Sunday, March 5, 2017

March is for Making: March 5 Empowered by 3D Printing



Today’s inspiring teacher comes from Chris Johnstone, Science teacher at Middlebury High School.

It might sound like it’s a story about drones and 3D printing -  but to me it’s a story about student agency.




Chris Johnstone, @TechieSciGuy is one of my favorite Vermont educators to follow on twitter.  His post are filled with examples like this story.  So inspiring.  So when I got to meet him face to face at Create Make Learn Summer Institute in 2016, I was honored to meet him face to face.





The story of this Middlebury High School  student can be told in few words -   and less than 140 characters!

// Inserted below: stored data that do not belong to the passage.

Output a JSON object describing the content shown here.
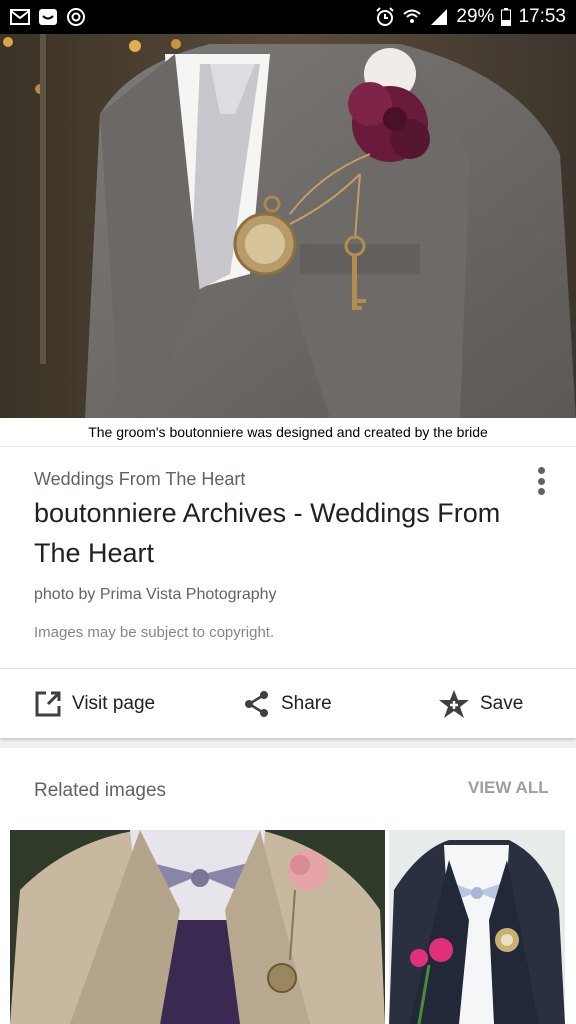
{
  "status_bar": {
    "left_icons": [
      "gmail-icon",
      "messenger-icon",
      "sync-icon"
    ],
    "battery": "29%",
    "time": "17:53"
  },
  "hero": {
    "caption": "The groom's boutonniere was designed and created by the bride"
  },
  "result": {
    "site_name": "Weddings From The Heart",
    "title": "boutonniere Archives - Weddings From The Heart",
    "credit": "photo by Prima Vista Photography",
    "copyright": "Images may be subject to copyright."
  },
  "actions": {
    "visit_label": "Visit page",
    "share_label": "Share",
    "save_label": "Save"
  },
  "related": {
    "heading": "Related images",
    "view_all": "VIEW ALL"
  },
  "colors": {
    "status_bar_bg": "#000000",
    "text_primary": "#212121",
    "text_secondary": "#5f6368",
    "view_all": "#9aa0a6"
  }
}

Nick, an 11th grade student at Middlebury High School, learned about 3D printing in his STEM Class. Flying his toy drone lead to a fairly typical outcome - crash!   Empowered by 3D printing skills that he learned in his school’s STEM class, and by the access to a 3D printer in high school library maker space, he immediately hopped onto TinkerCad  and started to design a new frame for the broken drone.

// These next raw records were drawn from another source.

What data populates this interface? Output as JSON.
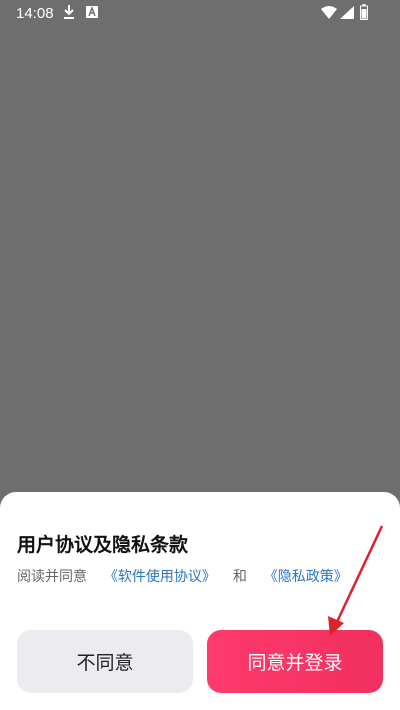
{
  "status_bar": {
    "time": "14:08",
    "icons": [
      "download-icon",
      "a-icon",
      "wifi-icon",
      "signal-icon",
      "battery-icon"
    ]
  },
  "dialog": {
    "title": "用户协议及隐私条款",
    "desc_prefix": "阅读并同意",
    "link_software": "《软件使用协议》",
    "desc_and": "和",
    "link_privacy": "《隐私政策》"
  },
  "buttons": {
    "disagree": "不同意",
    "agree": "同意并登录"
  },
  "colors": {
    "overlay": "#6e6e6e",
    "link": "#2b74c8",
    "agree_button": "#f0305f",
    "disagree_button": "#ecebf0",
    "annotation_arrow": "#e0202a"
  }
}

He was able to access the MakerBot 3D printer in his school library makerspace, currently on loan from AET Labs,   to see his model come to life.




With a new part in hand, Nick transferred the electronics from the old drone to the new frame that HE had designed and 3D printed!

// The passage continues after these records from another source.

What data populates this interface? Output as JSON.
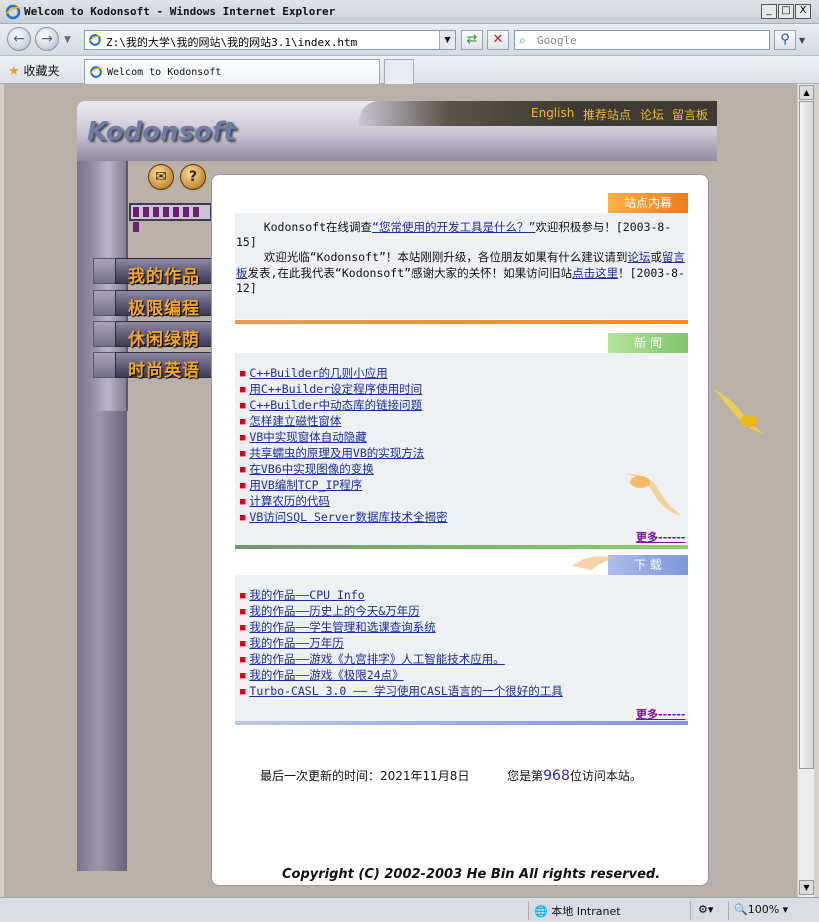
{
  "window": {
    "title": "Welcom to Kodonsoft - Windows Internet Explorer",
    "min": "_",
    "max": "□",
    "close": "X"
  },
  "nav": {
    "address": "Z:\\我的大学\\我的网站\\我的网站3.1\\index.htm",
    "search_placeholder": "Google"
  },
  "favorites": {
    "label": "收藏夹",
    "tab_title": "Welcom to Kodonsoft"
  },
  "site": {
    "logo": "Kodonsoft",
    "topnav": [
      "English",
      "推荐站点",
      "论坛",
      "留言板"
    ],
    "menu": [
      "我的作品",
      "极限编程",
      "休闲绿荫",
      "时尚英语"
    ],
    "icons": {
      "mail": "✉",
      "help": "?"
    }
  },
  "notice": {
    "head": "站点内幕",
    "p1_pre": "    Kodonsoft在线调查",
    "p1_link": "“您常使用的开发工具是什么？”",
    "p1_post": "欢迎积极参与！[2003-8-15]",
    "p2_pre": "    欢迎光临“Kodonsoft”！本站刚刚升级，各位朋友如果有什么建议请到",
    "p2_link1": "论坛",
    "p2_mid1": "或",
    "p2_link2": "留言板",
    "p2_mid2": "发表,在此我代表“Kodonsoft”感谢大家的关怀！如果访问旧站",
    "p2_link3": "点击这里",
    "p2_post": "！[2003-8-12]"
  },
  "news": {
    "head": "新  闻",
    "items": [
      "C++Builder的几则小应用",
      "用C++Builder设定程序使用时间",
      "C++Builder中动态库的链接问题",
      "怎样建立磁性窗体",
      "VB中实现窗体自动隐藏",
      "共享蠕虫的原理及用VB的实现方法",
      "在VB6中实现图像的变换",
      "用VB编制TCP_IP程序",
      "计算农历的代码",
      "VB访问SQL Server数据库技术全揭密"
    ],
    "more": "更多------"
  },
  "downloads": {
    "head": "下  载",
    "items": [
      "我的作品——CPU Info",
      "我的作品——历史上的今天&万年历",
      "我的作品——学生管理和选课查询系统",
      "我的作品——万年历",
      "我的作品——游戏《九宫排字》人工智能技术应用。",
      "我的作品——游戏《极限24点》",
      "Turbo-CASL 3.0 —— 学习使用CASL语言的一个很好的工具"
    ],
    "more": "更多------"
  },
  "footer": {
    "updated": "最后一次更新的时间：2021年11月8日",
    "visit_pre": "您是第",
    "visit_count": "968",
    "visit_post": "位访问本站。",
    "copyright": "Copyright (C) 2002-2003 He Bin  All rights reserved."
  },
  "status": {
    "zone": "本地 Intranet",
    "zoom": "100%"
  },
  "colors": {
    "accent_orange": "#f08a2a",
    "accent_green": "#8ccf6e",
    "accent_blue": "#7f97d8",
    "link": "#1a2e9a",
    "bullet": "#d1001b"
  }
}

Now that is what I call  Maker Empowerment!









Every since I read version 2 of maker empowerment as defined by  Agency by Design   in their research about maker centered learning, I’ve been tuned it to seeing it in action everywhere in schools who have adopted maker centered learning as part of their  learning landscape.



Maker Empowerment (v2): A sensitivity to the designed dimension of objects and systems, along with the inclination and capacity to shape one’s world through building, tinkering, re/designing, or hacking.



As I have been reading their new book, Maker Centered Learning Empowering Young People to Shape Their Worlds, I, too, am convinced that the benefits of creating and making in our schools goes beyond curricular connections. Nick’s story is a perfect example!


Although none of today’s story happened as part of Mr. Johnstone’s science class - Making provides teachers and students opportunities for curricular connections and real life applications based on interest and passion.




I imagine that Nick’s passion is one of the many ways that Mr. Johnstone - a self proclaimed addict of both 3D printing and building multicopters- connects science to real life.